Definitions for: Hence


[adv] (used to introduce a logical conclusion) from that fact or reason or as a result; "therefore X must be true"; "the eggs were fresh and hence satisfactory"; "we were young and thence optimistic"; "it is late and thus we must go"; "the witness is biased and so cannot be trusted"
[adv] from this time; "a year hence it will be forgotten"
[adv] (archaic) from this place; "get thee hence!"



Webster (1913) Definition: Hence, adv. [OE. hennes, hens (the s is prop. a genitive
ending; cf. -wards), also hen, henne, hennen, heonnen,
heonene, AS. heonan, heonon, heona, hine; akin to OHG.
hinn[=a]n, G. hinnen, OHG. hina, G. hin; all from the root of
E. he. See He.]
1. From this place; away. ``Or that we hence wend.''
--Chaucer.

Arise, let us go hence. --John xiv.
31.

I will send thee far hence unto the Gentiles. --Acts
xxii. 21.

2. From this time; in the future; as, a week hence. ``Half an
hour hence.'' --Shak.



3. From this reason; as an inference or deduction.

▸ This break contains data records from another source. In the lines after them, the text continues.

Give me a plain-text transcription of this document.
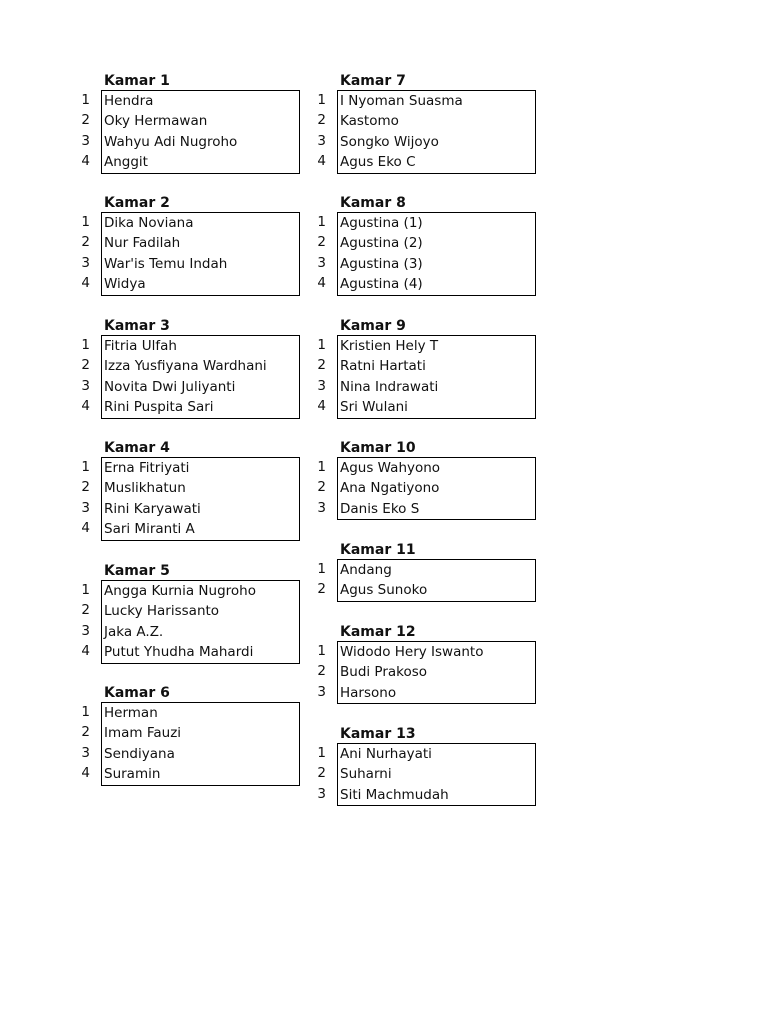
Kamar 1
1
2
3
4
Hendra
Oky Hermawan
Wahyu Adi Nugroho
Anggit
Kamar 2
1
2
3
4
Dika Noviana
Nur Fadilah
War'is Temu Indah
Widya
Kamar 3
1
2
3
4
Fitria Ulfah
Izza Yusfiyana Wardhani
Novita Dwi Juliyanti
Rini Puspita Sari
Kamar 4
1
2
3
4
Erna Fitriyati
Muslikhatun
Rini Karyawati
Sari Miranti A
Kamar 5
1
2
3
4
Angga Kurnia Nugroho
Lucky Harissanto
Jaka A.Z.
Putut Yhudha Mahardi
Kamar 6
1
2
3
4
Herman
Imam Fauzi
Sendiyana
Suramin
Kamar 7
1
2
3
4
I Nyoman Suasma
Kastomo
Songko Wijoyo
Agus Eko C
Kamar 8
1
2
3
4
Agustina (1)
Agustina (2)
Agustina (3)
Agustina (4)
Kamar 9
1
2
3
4
Kristien Hely T
Ratni Hartati
Nina Indrawati
Sri Wulani
Kamar 10
1
2
3
Agus Wahyono
Ana Ngatiyono
Danis Eko S
Kamar 11
1
2
Andang
Agus Sunoko
Kamar 12
1
2
3
Widodo Hery Iswanto
Budi Prakoso
Harsono
Kamar 13
1
2
3
Ani Nurhayati
Suharni
Siti Machmudah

Hence, perhaps, it is, that Solomon calls the fear
of the Lord the beginning of wisdom. --Tillotson.

4. From this source or origin.

All other faces borrowed hence Their light and
grace. --Suckling.

Whence come wars and fightings among you? Come they
not hence, even of your lusts? --James. iv.
1.

Note: Hence is used, elliptically and imperatively, for go
hence; depart hence; away; be gone. ``Hence with your
little ones.'' --Shak. -- From hence, though a
pleonasm, is fully authorized by the usage of good
writers.



An ancient author prophesied from hence. --Dryden.

Expelled from hence into a world Of woe and sorrow.
--Milton.


Hence, v. t.
To send away. [Obs.] --Sir P. Sidney.